Ao aceitarmos o que ocorria e ocorre em nossos guetos, permitimos com que essa realidade chegasse ao patamar que chegou. Não ligávamos se lá a lei era ou não era respeitada, se a polícia invadia ou não suas moradias, se inocentes estavam ou não morrendo, se seus moradores tinham ou não acesso a escola, hospitais e segurança pública.

Desde ontem, seis pessoas morreram. Há quase duas décadas Naldo deu aquela rajada com sua "Jovelina". Desde Naldo aos dias de hoje, tudo só se agravou até sair do controle. Agora, mesmo passando da hora, é hora de nos despirmos do cinismo e cobrarmos de nossas autoridades, é hora de escolher como quem cata grãos da vida, em quem depositaremos nossos votos na próxima eleição.

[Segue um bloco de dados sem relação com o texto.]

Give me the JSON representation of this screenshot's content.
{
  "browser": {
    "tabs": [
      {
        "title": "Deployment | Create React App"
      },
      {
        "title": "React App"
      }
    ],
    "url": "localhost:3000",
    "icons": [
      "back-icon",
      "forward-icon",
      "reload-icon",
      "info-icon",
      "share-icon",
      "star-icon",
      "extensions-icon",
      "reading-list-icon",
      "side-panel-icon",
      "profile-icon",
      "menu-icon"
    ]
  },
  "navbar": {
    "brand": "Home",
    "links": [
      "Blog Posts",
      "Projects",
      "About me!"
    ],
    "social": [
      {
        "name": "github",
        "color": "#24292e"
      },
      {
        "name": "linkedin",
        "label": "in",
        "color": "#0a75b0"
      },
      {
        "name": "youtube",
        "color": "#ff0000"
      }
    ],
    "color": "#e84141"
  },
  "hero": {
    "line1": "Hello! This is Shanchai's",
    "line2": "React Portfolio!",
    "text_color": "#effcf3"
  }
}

Está na hora de recusarmos toda a lavagem cerebral que nos entorpeceu de cinismo, através de nossa indignação repetida e diária contra o esbulho que até então consentimos contra os desvalidos. Descartemos com veemência tudo que se prega de violento para acabar com a violência. Não se apaga a luz para ver o escuro. 

Não será com mais penas, mais fuzis e mais cadáveres que pavimentaremos a paz social que o Brasil e o povo carioca e paulista, de forma especial, sonham. 

Se apostarmos em outra coisa que não seja justiça social, continuaremos alimentando o nosso apartheid e nossa guerra civil.